Yesterday morning, I found that the model had been replaced with a real, lit five-pointed star. While I was working with some outbound mailers, the departmental manager – Grant – was saying to Selma or LC (as in "Lacrosse", another coworker) that he felt better with a star there than with the more traditional angel. "Some people have trouble with angels," he said (also revealing his rubbery spiritual backbone), and a star would be much more neutral.

I stopped in mid-envelope and squinted at the thing a bit. No; couldn't be mistaken for a Mogen David (Star of David, I mean – not the wine); only had five points, not six. So I said, stroking my chin speculatively, "Isn't that star a Satanic symbol?"

Selma gasped, and Grant stood up abruptly and lifted his phone to his ear. "You can be replaced," he reminded me. I grinned back. I didn't tell him one of my mottoes: If you can't be replaced, you can't be promoted. Heh-heh.

Item: Today saw a number of departments having their "holiday luncheons" (the term's a joke, and very inaccurate – what, they do have a special lunch on Arbor Day? and on Flag Day?). While pulling a cart of packages to deliver around to some of the upstairs departments, I nearly stepped on a couple pieces of flatware that someone had dropped; I picked them up (commitment to safety, of course). Two employees came up behind me, and I raised the implements, and said, "You know, I've heard of a fork in the road... but a fork in the hallway?"

One of the employees chuckled, and observed, "Must have been quite a party!"

And I bit down hard, smiled, and kept my tongue still; I'm a temporary employee only, from one of the local staffing agencies. But I wanted so badly to say: "Forkin' A!"

Item: Older daughter Shellie called me this evening to berate me in advance, just in case I don't like the Christmas gift she'd ordered for me, and which had just shipped. Actually, I'm sure I'll like it, of course; she's always come up with unexpected and fantastic gifts for friends, family, and loved ones... yours truly delightedly included.

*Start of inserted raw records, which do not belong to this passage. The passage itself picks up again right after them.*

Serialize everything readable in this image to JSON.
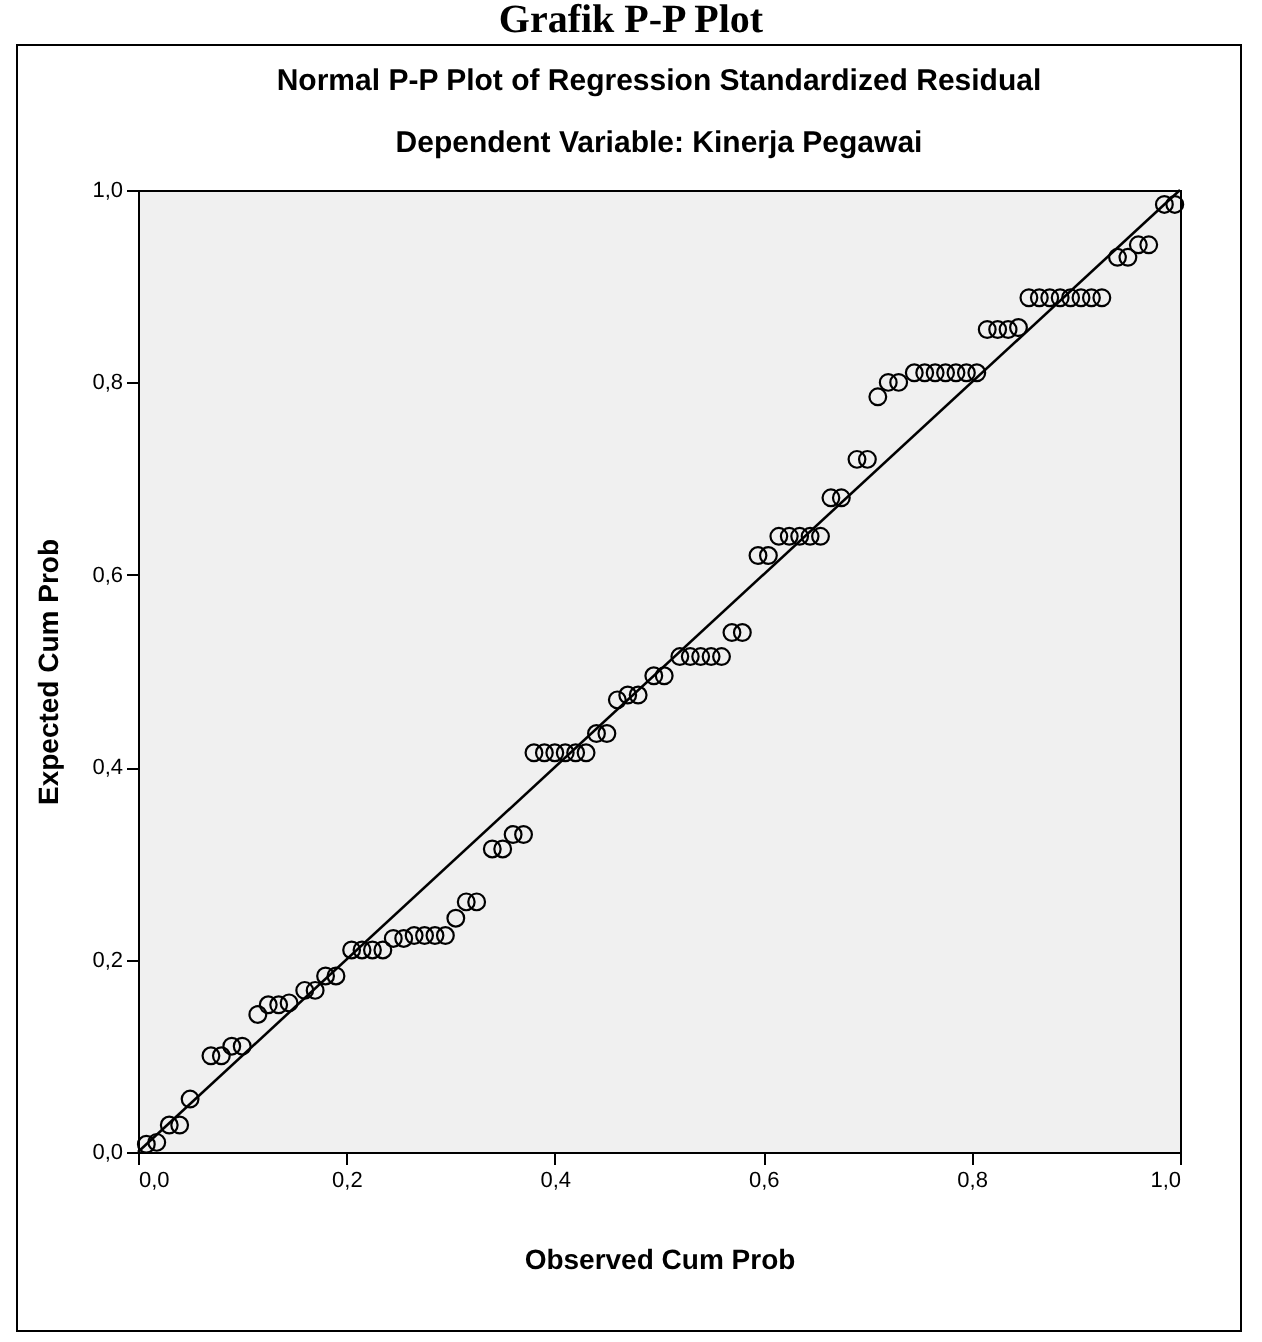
{
  "chart_data": {
    "type": "scatter",
    "title": "Normal P-P Plot of Regression Standardized Residual",
    "subtitle": "Dependent Variable: Kinerja Pegawai",
    "annotations": [
      "Grafik P-P Plot"
    ],
    "xlabel": "Observed Cum Prob",
    "ylabel": "Expected Cum Prob",
    "grid": false,
    "xlim": [
      0,
      1
    ],
    "ylim": [
      0,
      1
    ],
    "xticks": [
      {
        "value": 0,
        "label": "0,0"
      },
      {
        "value": 0.2,
        "label": "0,2"
      },
      {
        "value": 0.4,
        "label": "0,4"
      },
      {
        "value": 0.6,
        "label": "0,6"
      },
      {
        "value": 0.8,
        "label": "0,8"
      },
      {
        "value": 1,
        "label": "1,0"
      }
    ],
    "yticks": [
      {
        "value": 0,
        "label": "0,0"
      },
      {
        "value": 0.2,
        "label": "0,2"
      },
      {
        "value": 0.4,
        "label": "0,4"
      },
      {
        "value": 0.6,
        "label": "0,6"
      },
      {
        "value": 0.8,
        "label": "0,8"
      },
      {
        "value": 1,
        "label": "1,0"
      }
    ],
    "series": [
      {
        "marker": "circle",
        "color": "#000000",
        "x": [
          0.008,
          0.018,
          0.03,
          0.04,
          0.05,
          0.07,
          0.08,
          0.09,
          0.1,
          0.115,
          0.125,
          0.135,
          0.145,
          0.16,
          0.17,
          0.18,
          0.19,
          0.205,
          0.215,
          0.225,
          0.235,
          0.245,
          0.255,
          0.265,
          0.275,
          0.285,
          0.295,
          0.305,
          0.315,
          0.325,
          0.34,
          0.35,
          0.36,
          0.37,
          0.38,
          0.39,
          0.4,
          0.41,
          0.42,
          0.43,
          0.44,
          0.45,
          0.46,
          0.47,
          0.48,
          0.495,
          0.505,
          0.52,
          0.53,
          0.54,
          0.55,
          0.56,
          0.57,
          0.58,
          0.595,
          0.605,
          0.615,
          0.625,
          0.635,
          0.645,
          0.655,
          0.665,
          0.675,
          0.69,
          0.7,
          0.71,
          0.72,
          0.73,
          0.745,
          0.755,
          0.765,
          0.775,
          0.785,
          0.795,
          0.805,
          0.815,
          0.825,
          0.835,
          0.845,
          0.855,
          0.865,
          0.875,
          0.885,
          0.895,
          0.905,
          0.915,
          0.925,
          0.94,
          0.95,
          0.96,
          0.97,
          0.985,
          0.995
        ],
        "values": [
          0.008,
          0.01,
          0.028,
          0.028,
          0.055,
          0.1,
          0.1,
          0.11,
          0.11,
          0.143,
          0.153,
          0.153,
          0.155,
          0.168,
          0.168,
          0.183,
          0.183,
          0.21,
          0.21,
          0.21,
          0.21,
          0.222,
          0.222,
          0.225,
          0.225,
          0.225,
          0.225,
          0.243,
          0.26,
          0.26,
          0.315,
          0.315,
          0.33,
          0.33,
          0.415,
          0.415,
          0.415,
          0.415,
          0.415,
          0.415,
          0.435,
          0.435,
          0.47,
          0.475,
          0.475,
          0.495,
          0.495,
          0.515,
          0.515,
          0.515,
          0.515,
          0.515,
          0.54,
          0.54,
          0.62,
          0.62,
          0.64,
          0.64,
          0.64,
          0.64,
          0.64,
          0.68,
          0.68,
          0.72,
          0.72,
          0.785,
          0.8,
          0.8,
          0.81,
          0.81,
          0.81,
          0.81,
          0.81,
          0.81,
          0.81,
          0.855,
          0.855,
          0.855,
          0.857,
          0.888,
          0.888,
          0.888,
          0.888,
          0.888,
          0.888,
          0.888,
          0.888,
          0.93,
          0.93,
          0.943,
          0.943,
          0.985,
          0.985
        ]
      },
      {
        "type": "line",
        "marker": "none",
        "color": "#000000",
        "x": [
          0,
          1
        ],
        "values": [
          0,
          1
        ]
      }
    ]
  }
}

She also asserted that I obviously never loved her as a child. Why? Because all her friends got custom-engraved tree-ornaments every year, and she never received any. (Actually, she has three – but one was made by her kindergarten teacher almost twenty years ago; the other two come from girlfriends of mine over the years. Uh…) "So I guess you want an engraved ornament for Christmas this year?" I deduced.

"No!" she shot back. (I really do love her!) "I want twenty-five of them!" (She'll be 25 just after St. Patrick's Day.) Brat.

She mentioned to me that her male-interest fellow (kept on a short leash so she can easily administer frequent whippings) had invited her to come along hunting with him. She passed; "I'll eat deer meat," she admitted to him, "but someone else has to kill it and cut it up and prepare it first!" The girl knows her boundaries!

Immediately another pun bubbled up to the surface of my brain. I wanted so badly to pass it along to her, and told her so; she quashed the idea – she has no patience at all for these delightful twists of word, and more than once has called me up just to yell at me when she's channeled her Dear Old Dad yet again and found herself spouting a stinky pun to a friend.

So, no; out of respect for her boundaries I kept the pun to myself. But, thinking about the deer meat, I really wanted to suggest she tell this gentleman: "Sure; I've always wanted to see Venison the Spring!"